Pero el escándalo va más allá: el presidente del tribunal local fue abogado del Congreso cuando Negrete era diputada, lo que apesta a conflicto de intereses y favoritismo. Ahora, un proyecto en la Sala Superior del TEPJF propone revocar la sanción, argumentando que viola la privacidad constitucional de las comunicaciones.
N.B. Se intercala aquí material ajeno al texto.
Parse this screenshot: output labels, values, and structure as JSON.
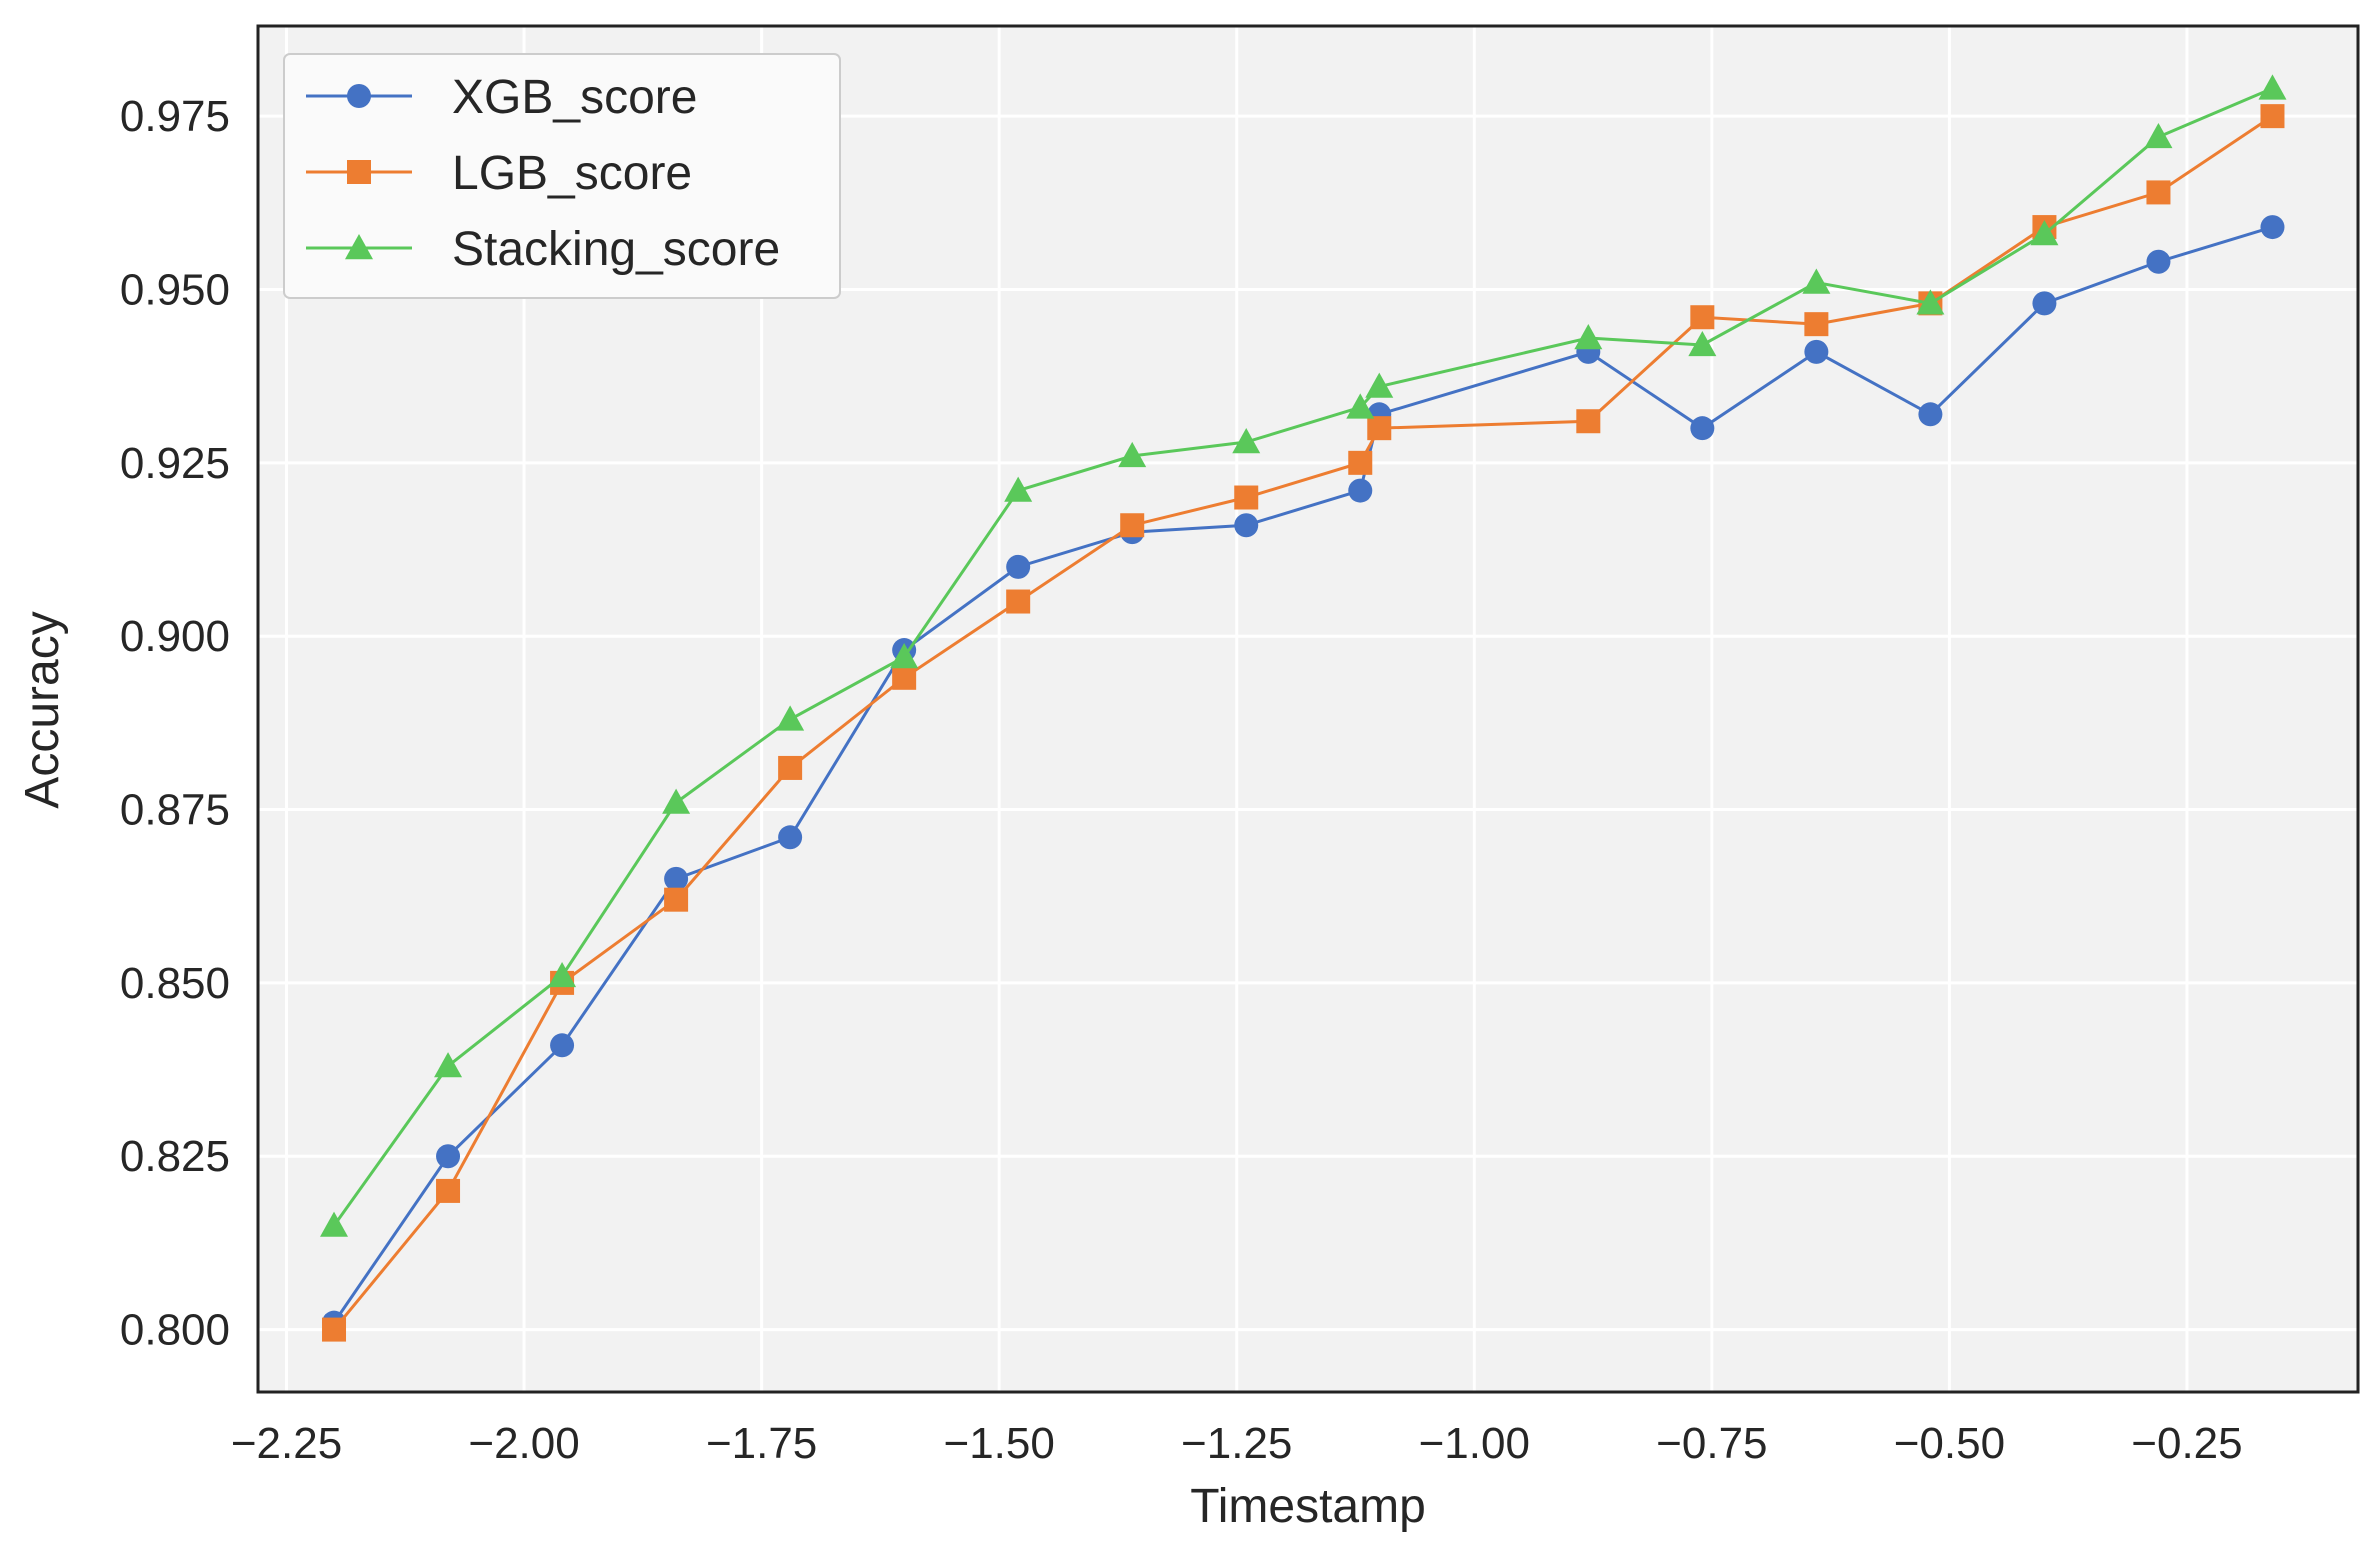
{
  "chart_data": {
    "type": "line",
    "title": "",
    "xlabel": "Timestamp",
    "ylabel": "Accuracy",
    "xlim": [
      -2.28,
      -0.07
    ],
    "ylim": [
      0.791,
      0.988
    ],
    "grid": true,
    "legend_position": "top-left",
    "x_ticks": [
      -2.25,
      -2.0,
      -1.75,
      -1.5,
      -1.25,
      -1.0,
      -0.75,
      -0.5,
      -0.25
    ],
    "x_tick_labels": [
      "−2.25",
      "−2.00",
      "−1.75",
      "−1.50",
      "−1.25",
      "−1.00",
      "−0.75",
      "−0.50",
      "−0.25"
    ],
    "y_ticks": [
      0.8,
      0.825,
      0.85,
      0.875,
      0.9,
      0.925,
      0.95,
      0.975
    ],
    "y_tick_labels": [
      "0.800",
      "0.825",
      "0.850",
      "0.875",
      "0.900",
      "0.925",
      "0.950",
      "0.975"
    ],
    "series": [
      {
        "name": "XGB_score",
        "color": "#4472c4",
        "marker": "circle",
        "x": [
          -2.2,
          -2.08,
          -1.96,
          -1.84,
          -1.72,
          -1.6,
          -1.48,
          -1.36,
          -1.24,
          -1.12,
          -1.1,
          -0.88,
          -0.76,
          -0.64,
          -0.52,
          -0.4,
          -0.28,
          -0.16
        ],
        "values": [
          0.801,
          0.825,
          0.841,
          0.865,
          0.871,
          0.898,
          0.91,
          0.915,
          0.916,
          0.921,
          0.932,
          0.941,
          0.93,
          0.941,
          0.932,
          0.948,
          0.954,
          0.959
        ]
      },
      {
        "name": "LGB_score",
        "color": "#ed7d31",
        "marker": "square",
        "x": [
          -2.2,
          -2.08,
          -1.96,
          -1.84,
          -1.72,
          -1.6,
          -1.48,
          -1.36,
          -1.24,
          -1.12,
          -1.1,
          -0.88,
          -0.76,
          -0.64,
          -0.52,
          -0.4,
          -0.28,
          -0.16
        ],
        "values": [
          0.8,
          0.82,
          0.85,
          0.862,
          0.881,
          0.894,
          0.905,
          0.916,
          0.92,
          0.925,
          0.93,
          0.931,
          0.946,
          0.945,
          0.948,
          0.959,
          0.964,
          0.975
        ]
      },
      {
        "name": "Stacking_score",
        "color": "#5ac85a",
        "marker": "triangle",
        "x": [
          -2.2,
          -2.08,
          -1.96,
          -1.84,
          -1.72,
          -1.6,
          -1.48,
          -1.36,
          -1.24,
          -1.12,
          -1.1,
          -0.88,
          -0.76,
          -0.64,
          -0.52,
          -0.4,
          -0.28,
          -0.16
        ],
        "values": [
          0.815,
          0.838,
          0.851,
          0.876,
          0.888,
          0.897,
          0.921,
          0.926,
          0.928,
          0.933,
          0.936,
          0.943,
          0.942,
          0.951,
          0.948,
          0.958,
          0.972,
          0.979
        ]
      }
    ]
  }
}
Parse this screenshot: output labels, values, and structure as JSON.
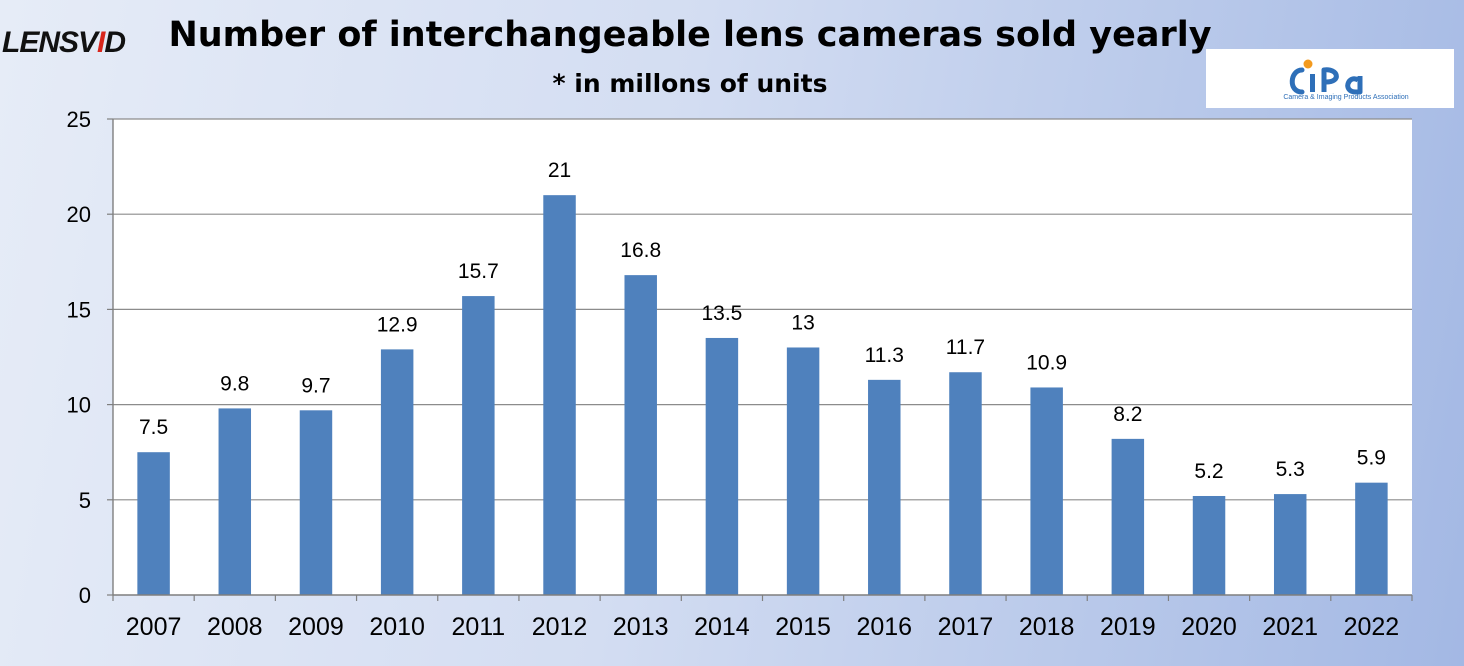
{
  "branding": {
    "lensvid_logo": "LENSVID",
    "cipa_logo": "CIPA",
    "cipa_caption": "Camera & Imaging Products Association"
  },
  "chart_data": {
    "type": "bar",
    "title": "Number of interchangeable lens cameras sold yearly",
    "subtitle": "* in millons of units",
    "xlabel": "",
    "ylabel": "",
    "categories": [
      "2007",
      "2008",
      "2009",
      "2010",
      "2011",
      "2012",
      "2013",
      "2014",
      "2015",
      "2016",
      "2017",
      "2018",
      "2019",
      "2020",
      "2021",
      "2022"
    ],
    "values": [
      7.5,
      9.8,
      9.7,
      12.9,
      15.7,
      21,
      16.8,
      13.5,
      13,
      11.3,
      11.7,
      10.9,
      8.2,
      5.2,
      5.3,
      5.9
    ],
    "ylim": [
      0,
      25
    ],
    "yticks": [
      0,
      5,
      10,
      15,
      20,
      25
    ],
    "grid": true,
    "data_labels": true,
    "bar_color": "#4f81bd"
  }
}
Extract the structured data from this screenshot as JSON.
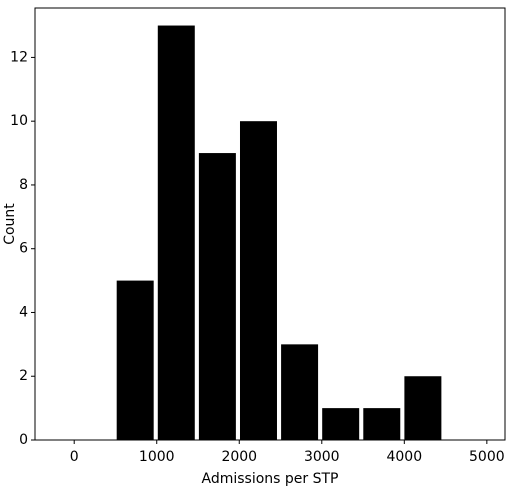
{
  "chart_data": {
    "type": "histogram",
    "xlabel": "Admissions per STP",
    "ylabel": "Count",
    "bins": [
      490,
      988,
      1486,
      1984,
      2482,
      2980,
      3478,
      3976,
      4474
    ],
    "values": [
      5,
      13,
      9,
      10,
      3,
      1,
      1,
      2
    ],
    "color": "#000000",
    "xlim": [
      -475,
      5220
    ],
    "ylim": [
      0,
      13.55
    ],
    "xticks": [
      0,
      1000,
      2000,
      3000,
      4000,
      5000
    ],
    "yticks": [
      0,
      2,
      4,
      6,
      8,
      10,
      12
    ]
  }
}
Mientras, en redes, usuarios claman contra esta “policía del pensamiento”, comparándola con “datos protegidos” elevado a dictadura, y llaman a organismos internacionales como la CIDH para intervenir en este atropello.
Esta decisión no es justicia, es represión disfrazada de equidad de género: ¿dónde queda la libertad de expresión si un chat traicionado te cuesta el derecho a opinar? Morena y sus aliados judiciales muestran su cara autoritaria, usando leyes progresistas para aplastar disidencias, en un Sinaloa ya plagado de violencias reales que ignoran. Si esto prospera, mañana cualquiera podría ser silenciado por un mensaje privado; es hora de que la Suprema Corte ponga freno a esta farsa.